The File System

Python’s standard library includes a large range of tools for working with files on the file system, building and parsing filenames, and examining file contents.

The first step in working with files is to determine the name of the file to work on. Python represents filenames as simple strings, but provides tools for building them from standard, platform-independent, components in os.path.

The pathlib module provides an object-oriented API for working with file system paths. Using it instead of os.path provides some conveniences because it operates at a higher level of abstraction.

List the contents of a directory with listdir() from os, or use glob to build a list of filenames from a pattern.

The file name pattern matching used by glob is also exposed directly through fnmatch so it can be used in other contexts.

After the name of the file is identified, other characteristics, such as permissions or the file size, can be checked using os.stat() and the constants in stat.

When an application needs random access to files, linecache makes it easy to read lines by their line number. The contents of the file are maintained in a cache, so be careful of memory consumption.

tempfile is useful for cases that need to create scratch files to hold data temporarily, or before moving it to a permanent location. It provides classes to create temporary files and directories safely and securely. Names are guaranteed to be unique, and include random components so they are not easily guessable.

Frequently, programs need to work on files as a whole, without regard to their content. The shutil module includes high-level file operations such as copying files and directories, and creating or extracting archives of files.

The filecmp module compares files and directories by looking at the bytes they contain, but without any special knowledge about their format.

The built-in file class can be used to read and write files visible on local file systems. A program’s performance can suffer when it accesses large files through the read() and write() interfaces, though, since they both involve copying the data multiple times as it is moved from the disk to memory the application can see. Using mmap tells the operating system to use its virtual memory subsystem to map a file’s contents directly into memory accessible by a program, avoiding a copy step between the operating system and the internal buffer for the file object.

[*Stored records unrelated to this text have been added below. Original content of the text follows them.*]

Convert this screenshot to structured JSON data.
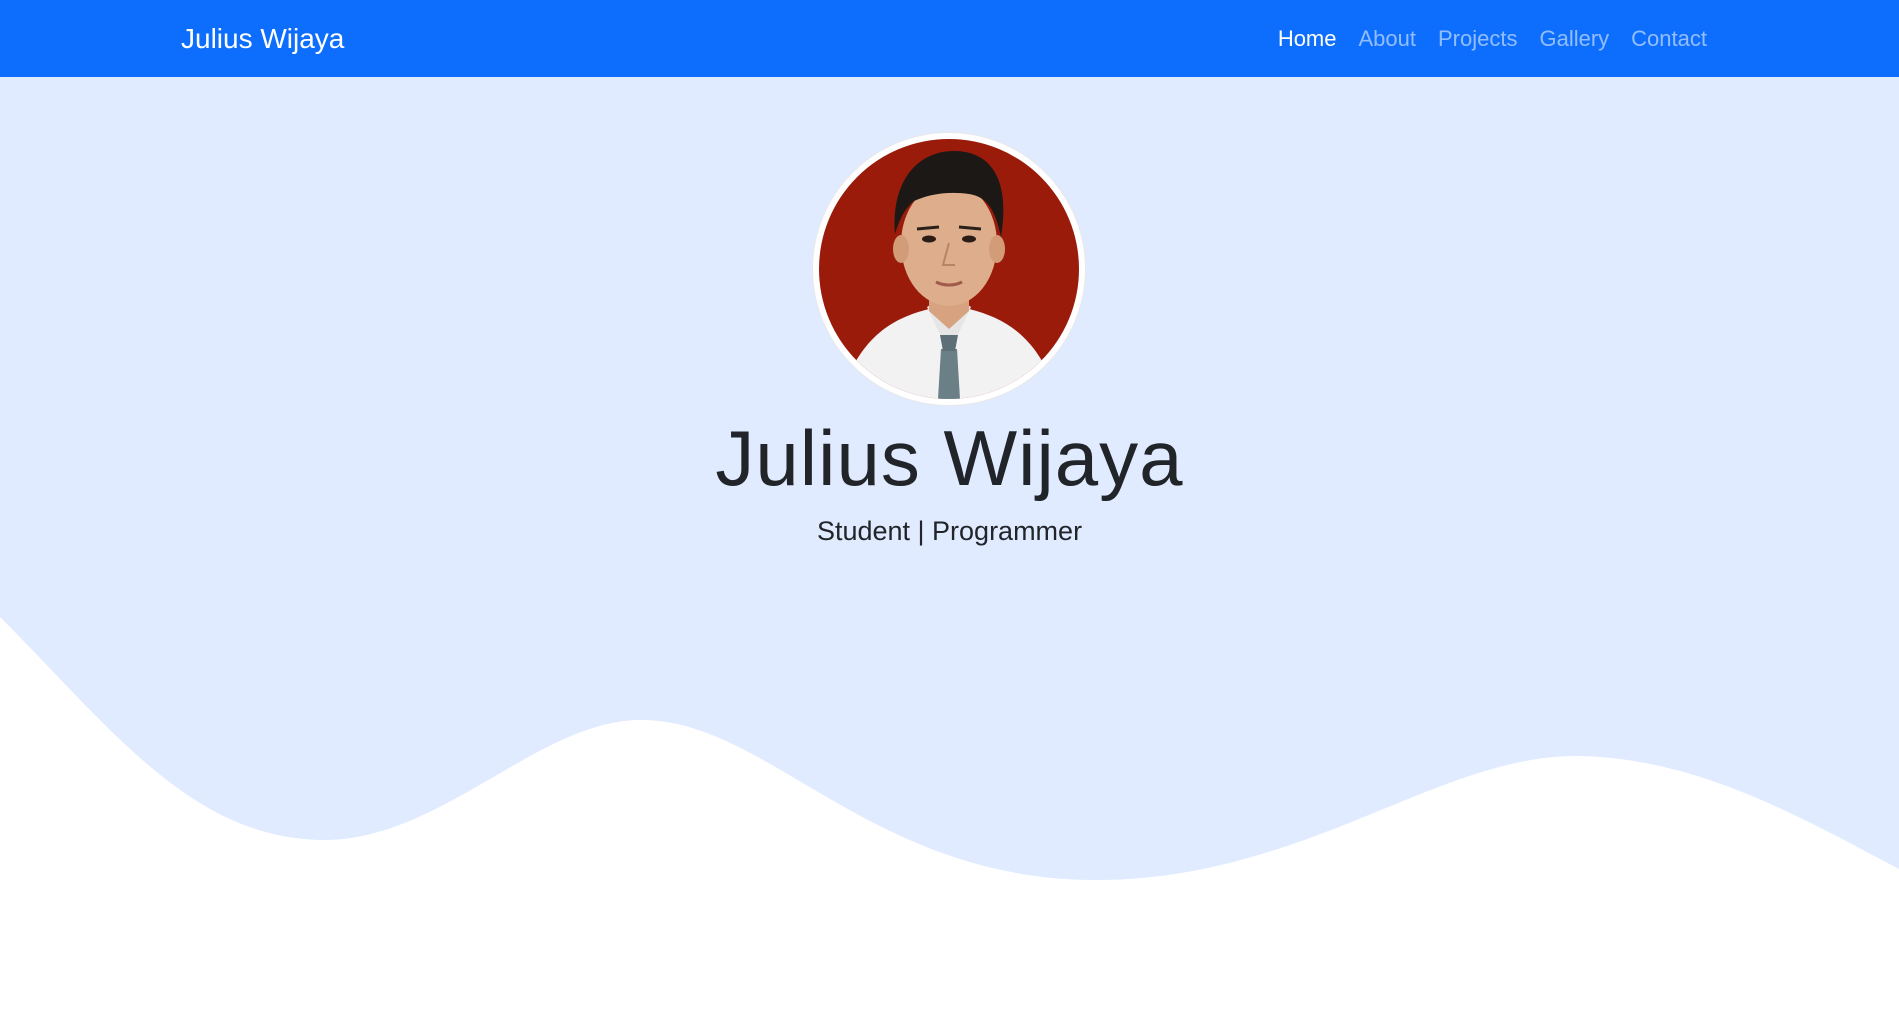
{
  "navbar": {
    "brand": "Julius Wijaya",
    "links": [
      {
        "label": "Home",
        "active": true
      },
      {
        "label": "About",
        "active": false
      },
      {
        "label": "Projects",
        "active": false
      },
      {
        "label": "Gallery",
        "active": false
      },
      {
        "label": "Contact",
        "active": false
      }
    ],
    "background": "#0d6efd"
  },
  "hero": {
    "name": "Julius Wijaya",
    "subtitle": "Student | Programmer",
    "background": "#e0ebff",
    "wave_color": "#ffffff",
    "avatar": {
      "icon": "profile-photo",
      "background_color": "#9b1b0a"
    }
  }
}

Text data using characters not available in ASCII is usually saved in a Unicode data format. Since the standard file handle assumes each byte of a text file represents one character, reading Unicode text with multi-byte encodings requires extra processing. The codecs module handles the encoding and decoding automatically, so that in many cases a non-ASCII file can be used without any other changes to the program.

The io module provides access to the classes used to implement Python’s file-based input and output. For testing code that depends on reading or writing data from files, io provides an in-memory stream object that behaves like a file, but does not reside on disk.